Want to know why spending on public education has mushroomed?
Look no farther than the booming education industry that federal dollars have created through No Child Left Behind and Race to the Top. Hundreds of millions, if not billions, are siphoned away from schools to pay for consultants and services that have no track record but promise the moon. Private contractors will train your teachers, train your leaders, create teacher evaluation systems, sell you new technology, turn your school around with minimal or maximal pain, your choice.
As soon as Congress opens the door to the education industry, the industry returns the favor with lobbyists and campaign contributions.
Our tax dollars at work!!! Al the while, class sizes grow larger, the arts are eliminated, and basic needs go unmet because “we can’t afford it.”
Consider NCLB’s requirement that low-scoring students must receive tutoring. A sound idea, no? Unfortunately, it encouraged the creation of thousands of inexperienced, incompetent tutoring companies that recruited students by promising rewards to students or principals. The results: Nil.
Consider this story from the Texas Tribune, republished in the New York Times:
“Under the No Child Left Behind tutoring program, underperforming schools had to set aside a portion of the federal financing they received for economically disadvantaged students to get outside tutoring. In Texas, with minimal quality control at the state level, it resulted in millions of dollars in public money going to companies that at best showed little evidence of their services’ academic benefit, and at worst committed outright fraud.
“The program has been suspended in Texas, as the state secured a waiver from the federal law’s requirements last month. Education officials have said that, for now, there are no plans to continue the program at the state level.
“But as No Child Left Behind awaits Congressional reauthorization, the tutoring industry is energetically pushing federal policy makers to preserve public financing for tutoring, either in the updated law or other legislation — lobbying efforts expected to be duplicated at the state level in Texas, where over the years tutoring companies have cultivated powerful political ties.
“I have no doubt that the next legislative session, they will lobby for this way of spending dollars to be decided in Austin instead of the neighborhood school level, and I think that would be a real disservice,” said State Representative Mike Villarreal, a San Antonio Democrat who passed legislation during the 2013 session tightening regulations on the federal tutoring program.

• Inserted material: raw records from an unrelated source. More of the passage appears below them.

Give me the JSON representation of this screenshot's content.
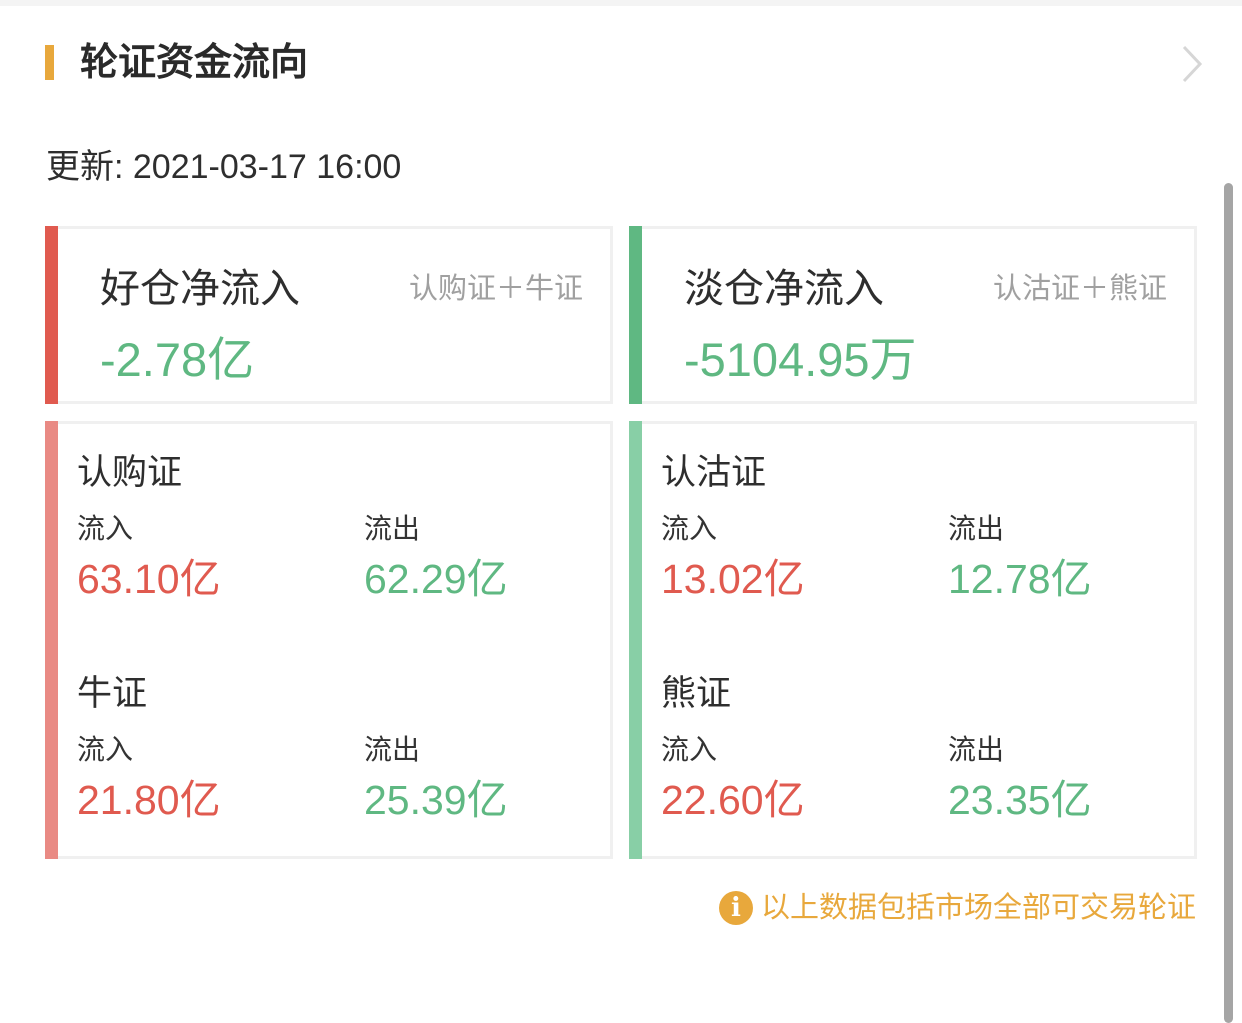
{
  "header": {
    "title": "轮证资金流向",
    "update": "更新: 2021-03-17 16:00"
  },
  "colors": {
    "accent": "#e8a83c",
    "up": "#e05a4f",
    "down": "#5fb882",
    "bull_bar": "#e98a84",
    "bear_bar": "#88cfa6"
  },
  "summary": [
    {
      "title": "好仓净流入",
      "subtitle": "认购证＋牛证",
      "value": "-2.78亿"
    },
    {
      "title": "淡仓净流入",
      "subtitle": "认沽证＋熊证",
      "value": "-5104.95万"
    }
  ],
  "details": [
    {
      "sections": [
        {
          "name": "认购证",
          "in_label": "流入",
          "in_value": "63.10亿",
          "out_label": "流出",
          "out_value": "62.29亿"
        },
        {
          "name": "牛证",
          "in_label": "流入",
          "in_value": "21.80亿",
          "out_label": "流出",
          "out_value": "25.39亿"
        }
      ]
    },
    {
      "sections": [
        {
          "name": "认沽证",
          "in_label": "流入",
          "in_value": "13.02亿",
          "out_label": "流出",
          "out_value": "12.78亿"
        },
        {
          "name": "熊证",
          "in_label": "流入",
          "in_value": "22.60亿",
          "out_label": "流出",
          "out_value": "23.35亿"
        }
      ]
    }
  ],
  "footer": {
    "icon": "info-icon",
    "note": "以上数据包括市场全部可交易轮证"
  }
}
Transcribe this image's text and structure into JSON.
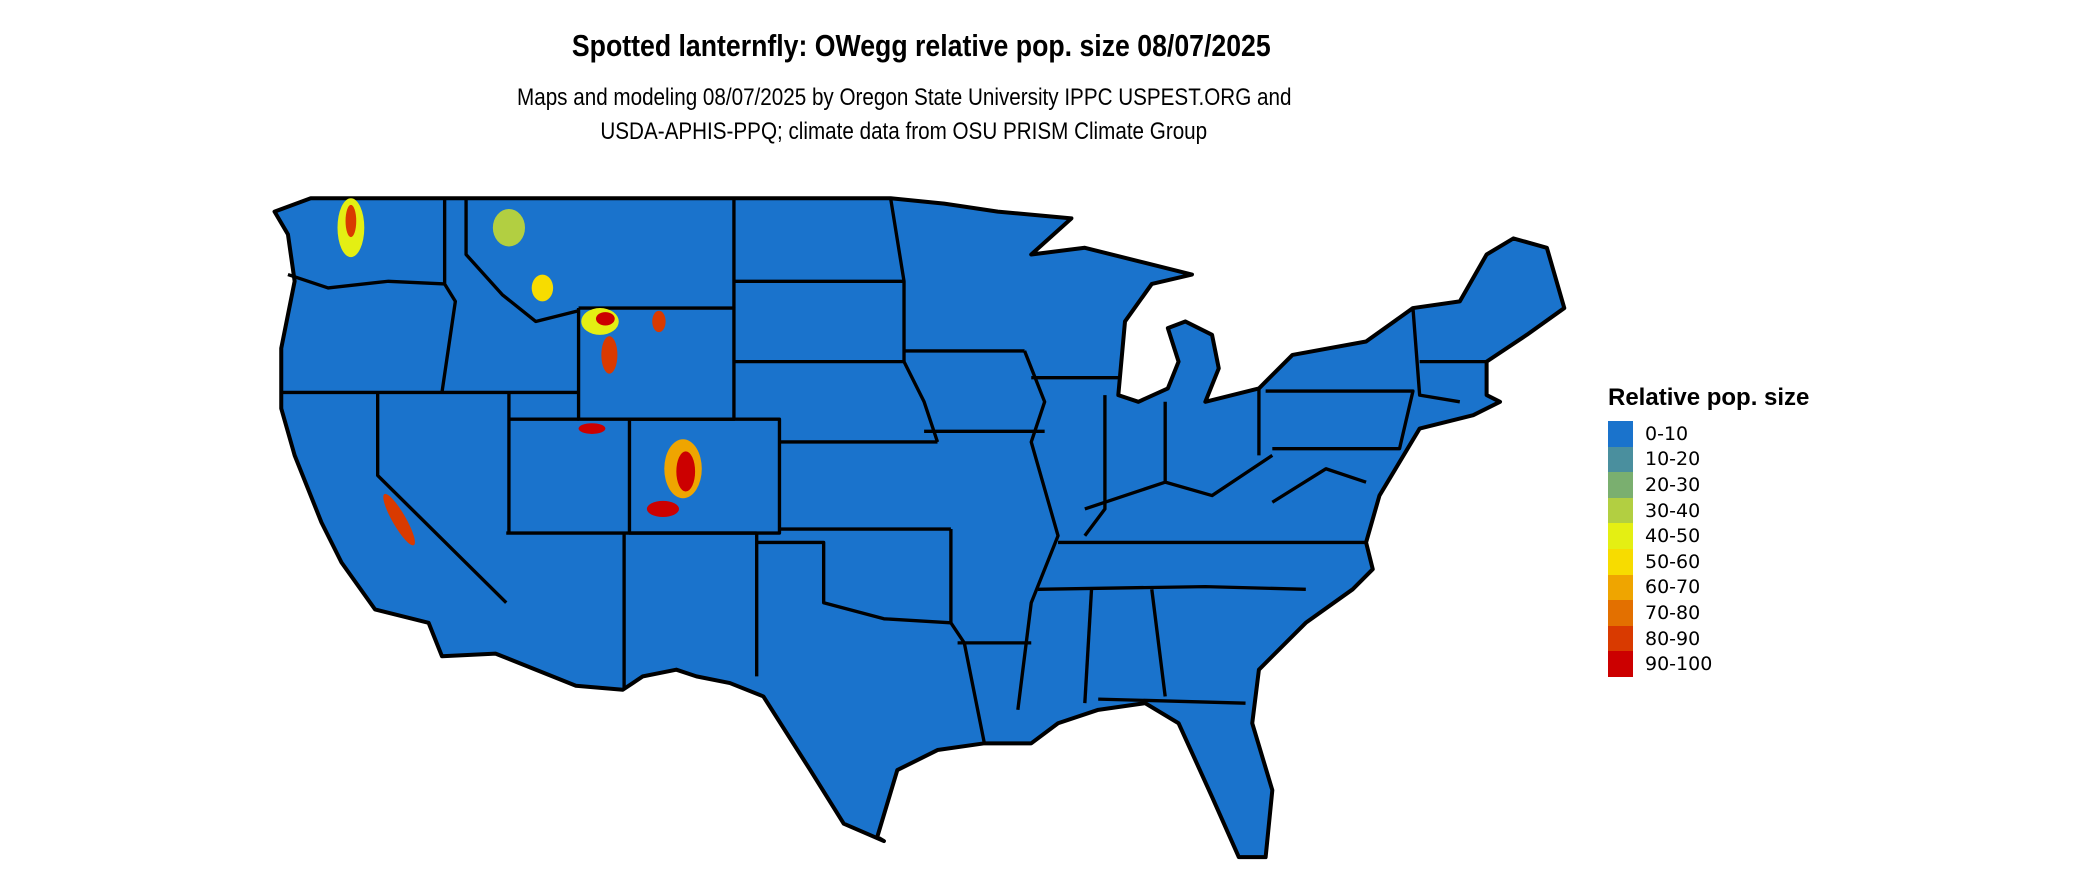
{
  "title": "Spotted lanternfly: OWegg relative pop. size 08/07/2025",
  "subtitle": {
    "line1": "Maps and modeling 08/07/2025 by Oregon State University IPPC USPEST.ORG and",
    "line2": "USDA-APHIS-PPQ; climate data from OSU PRISM Climate Group"
  },
  "map": {
    "region": "Contiguous United States",
    "base_fill_color": "#1a73cc",
    "border_color": "#000000"
  },
  "legend": {
    "title": "Relative pop. size",
    "items": [
      {
        "label": "0-10",
        "color": "#1a73cc"
      },
      {
        "label": "10-20",
        "color": "#4a8f9e"
      },
      {
        "label": "20-30",
        "color": "#7aaf6f"
      },
      {
        "label": "30-40",
        "color": "#b2cf41"
      },
      {
        "label": "40-50",
        "color": "#e4ef13"
      },
      {
        "label": "50-60",
        "color": "#f7dc00"
      },
      {
        "label": "60-70",
        "color": "#efa500"
      },
      {
        "label": "70-80",
        "color": "#e37000"
      },
      {
        "label": "80-90",
        "color": "#d93a00"
      },
      {
        "label": "90-100",
        "color": "#cc0000"
      }
    ]
  }
}
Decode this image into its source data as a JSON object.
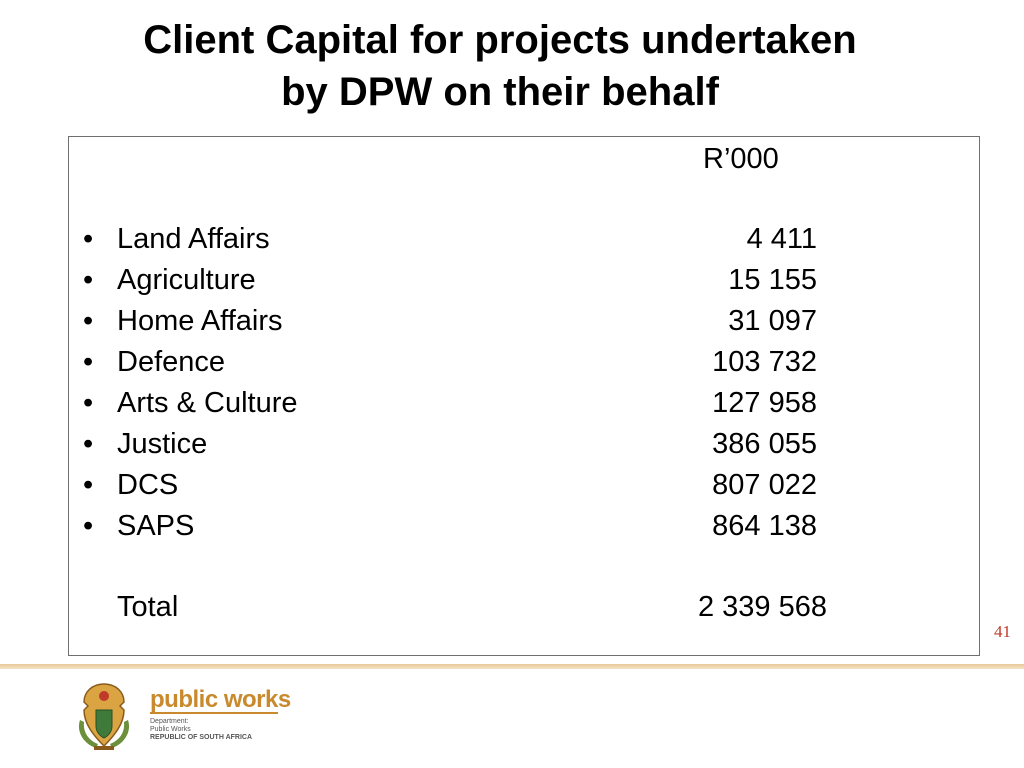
{
  "title": {
    "line1": "Client Capital for projects undertaken",
    "line2": "by DPW on their behalf"
  },
  "table": {
    "unit": "R’000",
    "rows": [
      {
        "bullet": "•",
        "label": "Land Affairs",
        "value": "4 411"
      },
      {
        "bullet": "•",
        "label": "Agriculture",
        "value": "15 155"
      },
      {
        "bullet": "•",
        "label": "Home Affairs",
        "value": "31 097"
      },
      {
        "bullet": "•",
        "label": "Defence",
        "value": "103 732"
      },
      {
        "bullet": "•",
        "label": "Arts & Culture",
        "value": "127 958"
      },
      {
        "bullet": "•",
        "label": "Justice",
        "value": "386 055"
      },
      {
        "bullet": "•",
        "label": "DCS",
        "value": "807 022"
      },
      {
        "bullet": "•",
        "label": "SAPS",
        "value": "864 138"
      }
    ],
    "total": {
      "label": "Total",
      "value": "2 339 568"
    }
  },
  "page_number": "41",
  "footer": {
    "brand": "public works",
    "line1": "Department:",
    "line2": "Public Works",
    "line3": "REPUBLIC OF SOUTH AFRICA",
    "brand_color": "#c98a2e"
  }
}
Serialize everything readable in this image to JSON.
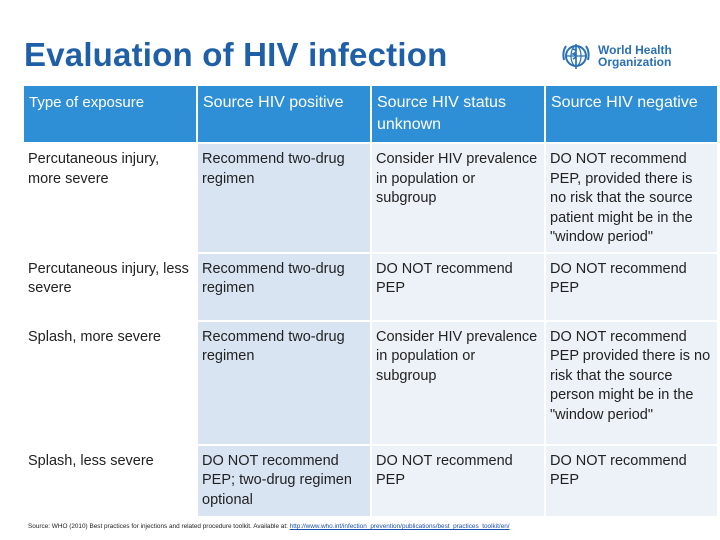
{
  "title": "Evaluation of HIV infection",
  "logo": {
    "line1": "World Health",
    "line2": "Organization",
    "icon": "who-emblem-icon"
  },
  "table": {
    "headers": [
      "Type of exposure",
      "Source HIV positive",
      "Source HIV status unknown",
      "Source HIV negative"
    ],
    "rows": [
      [
        "Percutaneous injury, more severe",
        "Recommend two-drug regimen",
        "Consider HIV prevalence in population or subgroup",
        "DO NOT recommend PEP, provided there is no risk that the source patient might be in the \"window period\""
      ],
      [
        "Percutaneous injury, less severe",
        "Recommend two-drug regimen",
        "DO NOT recommend PEP",
        "DO NOT recommend PEP"
      ],
      [
        "Splash, more severe",
        "Recommend two-drug regimen",
        "Consider HIV prevalence in population or subgroup",
        "DO NOT recommend PEP provided there is no risk that the source person might be in the \"window period\""
      ],
      [
        "Splash, less severe",
        "DO NOT recommend PEP; two-drug regimen optional",
        "DO NOT recommend PEP",
        "DO NOT recommend PEP"
      ]
    ]
  },
  "source": {
    "text": "Source: WHO (2010) Best practices for injections and related procedure toolkit. Available at:",
    "link": "http://www.who.int/infection_prevention/publications/best_practices_toolkit/en/"
  },
  "colors": {
    "title": "#1f5fa8",
    "header_bg": "#2f8fd6",
    "col1_bg": "#d9e4f3",
    "col23_bg": "#edf2f9"
  }
}
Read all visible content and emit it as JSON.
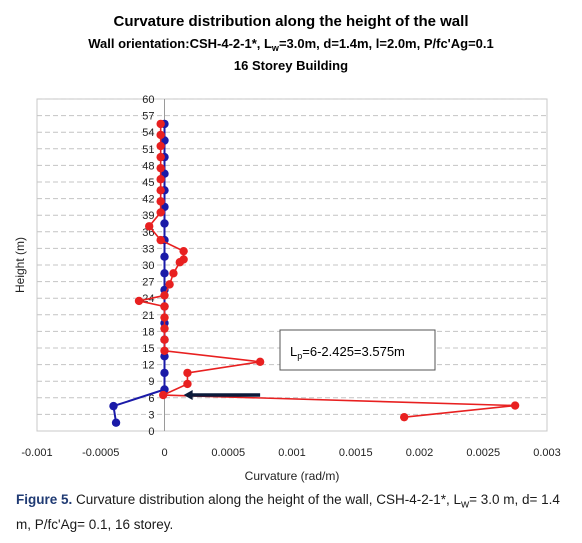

“The law resulted in a booming industry that created an unprecedented role for commercial tutoring companies in public education. At the time, the program’s proponents said such private-sector involvement would fuel innovation in public schools while offering top-notch instruction to students who needed it.
“Instead, it flopped, bringing years of complaints from school districts, which detailed practices like the use of incentives like iPads to recruit students into programs as well as significant concerns about instructional methods and falsified invoices.”
But the lucrative tutoring industry will not let failure for kids get in the way of profit, no-sir-see!
Here is more:
“Texas has taken a “shortsighted, irresponsible approach,” Stephanie Monroe, a former assistant secretary for education in the United States Office for Civil Rights, wrote in a letter to the editor published in The Fort Worth Star-Telegram in response to The Texas Tribune’s series on the program.
“Without the tutoring program, Ms. Monroe said, the state’s poorest students will “no longer have access to the services they need to succeed and otherwise are unable to afford.”
“She said her organization acknowledges that stronger oversight of tutoring services is needed. But Ms. Monroe, who left her government post in 2009 to found a lobbying firm, added that “allowing states like Texas to arbitrarily eliminate them altogether due to a few bad actors is just reckless public policy.”
“Tutor Our Children, which describes itself as a group dedicated to preserving free tutoring for economically disadvantaged students, has spent almost $900,000 in federal lobbying expenses, including on contracts with Ms. Monroe, since it began in 2010. An additional $500,000 has gone to marketing, public relations and fund-raising costs, according to the organization’s tax filings.”
The lobbying was intense in the governor’s office and the legislature:
“In the last two years, the company has spent an estimated minimum of $240,000 on lobbying teams in Austin and Washington. The company’s founder, Charles Young, has given more than $140,000 in political contributions to state Republican lawmakers, including $20,000 to Lt. Gov. David Dewhurst and $26,000 to Mr. Perry.
“Mr. Young served on a 2013 Texas Education Agency committee that developed recommendations for the state’s school accountability system — a panel that also included Sandy Kress, a former Bush education adviser who has lobbied for Tutors With Computers. The company’s own advisory board has included Rod Paige, the former United States secretary of education and Houston Independent School District superintendent, who helped put No Child Left Behind into place.”
This is called “leaving no child behind,” or “students first,” that is, as long as there are federal dollars attached.